The Fast Food Future of Food Stamps

By: Dylan Rodgers

We have now reached a new national record:  over 45 million people depend on SNAP, the Supplemental Nutrition Assistance Program (i.e. food stamps), an incredible figure considering that it stands for roughly 15 percent of the US population.  SNAP not only helps struggling citizens eat, it also has taken on the task of providing at least some nutritional education and guidance.

Since the beginning, food stamps have a regulated purchasing power only of unprepared foods (groceries to be exact).  This may all change soon because Yum! Brands-owner of Taco Bell, KFC, Long John Silver's and Pizza Hut-is putting pressure on Congress to allow fast food restaurants to make transactions using food stamps.  A regulation like this could change the game entirely.

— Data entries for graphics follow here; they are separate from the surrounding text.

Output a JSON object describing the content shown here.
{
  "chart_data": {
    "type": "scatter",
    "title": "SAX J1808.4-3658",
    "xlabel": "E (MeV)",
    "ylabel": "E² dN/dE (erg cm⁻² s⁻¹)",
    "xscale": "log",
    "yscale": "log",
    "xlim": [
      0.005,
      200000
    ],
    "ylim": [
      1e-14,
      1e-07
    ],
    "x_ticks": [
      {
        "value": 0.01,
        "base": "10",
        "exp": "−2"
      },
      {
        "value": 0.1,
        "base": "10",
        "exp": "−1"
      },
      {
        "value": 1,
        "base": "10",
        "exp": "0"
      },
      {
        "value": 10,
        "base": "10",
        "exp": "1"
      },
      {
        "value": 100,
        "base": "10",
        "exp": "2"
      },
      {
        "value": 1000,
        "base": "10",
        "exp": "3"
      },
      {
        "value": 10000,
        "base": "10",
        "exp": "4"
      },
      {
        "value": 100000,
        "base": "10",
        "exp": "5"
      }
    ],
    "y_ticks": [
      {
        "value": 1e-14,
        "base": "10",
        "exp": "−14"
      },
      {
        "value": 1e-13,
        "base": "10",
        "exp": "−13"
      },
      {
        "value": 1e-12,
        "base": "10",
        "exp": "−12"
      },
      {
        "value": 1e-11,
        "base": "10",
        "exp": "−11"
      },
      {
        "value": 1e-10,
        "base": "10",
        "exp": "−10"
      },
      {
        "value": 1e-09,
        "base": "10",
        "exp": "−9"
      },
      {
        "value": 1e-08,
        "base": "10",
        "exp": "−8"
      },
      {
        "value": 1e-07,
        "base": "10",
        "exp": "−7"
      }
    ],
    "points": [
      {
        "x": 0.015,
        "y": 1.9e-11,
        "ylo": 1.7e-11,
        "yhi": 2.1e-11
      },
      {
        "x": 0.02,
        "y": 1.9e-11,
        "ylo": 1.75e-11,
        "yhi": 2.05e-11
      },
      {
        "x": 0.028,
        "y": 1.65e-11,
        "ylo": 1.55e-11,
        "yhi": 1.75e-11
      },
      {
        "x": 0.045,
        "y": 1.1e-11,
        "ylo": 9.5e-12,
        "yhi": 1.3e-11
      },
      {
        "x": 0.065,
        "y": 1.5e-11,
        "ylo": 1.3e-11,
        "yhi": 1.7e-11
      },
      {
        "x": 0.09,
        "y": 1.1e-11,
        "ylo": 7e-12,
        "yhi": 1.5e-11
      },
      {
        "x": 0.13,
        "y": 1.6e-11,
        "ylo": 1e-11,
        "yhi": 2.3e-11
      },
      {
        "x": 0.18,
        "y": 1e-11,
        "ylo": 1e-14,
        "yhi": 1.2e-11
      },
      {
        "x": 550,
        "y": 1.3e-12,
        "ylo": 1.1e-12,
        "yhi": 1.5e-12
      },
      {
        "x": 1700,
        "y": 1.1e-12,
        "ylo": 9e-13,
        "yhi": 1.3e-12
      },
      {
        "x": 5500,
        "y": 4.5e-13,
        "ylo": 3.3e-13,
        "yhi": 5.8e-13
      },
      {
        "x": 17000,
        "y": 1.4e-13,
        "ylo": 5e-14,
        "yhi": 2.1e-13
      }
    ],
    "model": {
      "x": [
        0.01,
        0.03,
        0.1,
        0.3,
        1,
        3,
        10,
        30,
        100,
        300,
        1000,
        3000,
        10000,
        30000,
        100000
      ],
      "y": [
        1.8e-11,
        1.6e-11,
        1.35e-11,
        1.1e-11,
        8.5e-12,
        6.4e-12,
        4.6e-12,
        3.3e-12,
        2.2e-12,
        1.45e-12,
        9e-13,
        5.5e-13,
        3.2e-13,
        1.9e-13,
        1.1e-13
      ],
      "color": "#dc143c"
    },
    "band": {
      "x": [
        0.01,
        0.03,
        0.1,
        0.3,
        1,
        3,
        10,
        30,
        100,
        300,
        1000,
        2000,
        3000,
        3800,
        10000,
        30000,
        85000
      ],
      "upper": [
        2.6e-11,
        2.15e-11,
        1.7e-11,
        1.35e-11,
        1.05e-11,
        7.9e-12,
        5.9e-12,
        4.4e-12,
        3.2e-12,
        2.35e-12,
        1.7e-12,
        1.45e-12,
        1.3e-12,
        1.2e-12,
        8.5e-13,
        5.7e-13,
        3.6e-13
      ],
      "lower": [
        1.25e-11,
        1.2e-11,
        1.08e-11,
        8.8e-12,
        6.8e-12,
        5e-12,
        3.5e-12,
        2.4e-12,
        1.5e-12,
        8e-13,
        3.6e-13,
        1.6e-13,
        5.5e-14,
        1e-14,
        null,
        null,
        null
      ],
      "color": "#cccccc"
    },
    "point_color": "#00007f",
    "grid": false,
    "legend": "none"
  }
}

If this passes, any restaurants involved will receive their share of the billions of taxes pump into SNAP each year.  As sweet as this deal might be for Yum! Brands, the results will be equally horrific for the percentage of the 45 million SNAP members who would eat fast food every meal of every day.  If you think we have an obesity problem now, this would throw open the flood gates and crush the already struggling people with oily, fat-laden, heart-stopping gunk; the proverbial Pandora's Box of heart attacks.

Here we have a government agency entrusted to uphold the best interests of people and their nutrition potentially getting into bed with a company that helps cause heart disease-the number 1 killer of people in the US.

And there are actually people outside of the fast food industry who are backing this up.  In their argument, they accuse people who aren't on board with this of not caring whether people starve.  That is just absurd.

The issue is that the agencies with authority in nutrition shouldn't abuse it by suddenly promoting extremely mal-nutritious and, let's face it, toxic food.  If the SNAP choices must change, why not get on board with restaurants who promote healthy, fresh foods?  I mean, it only affects 45 million people anyway.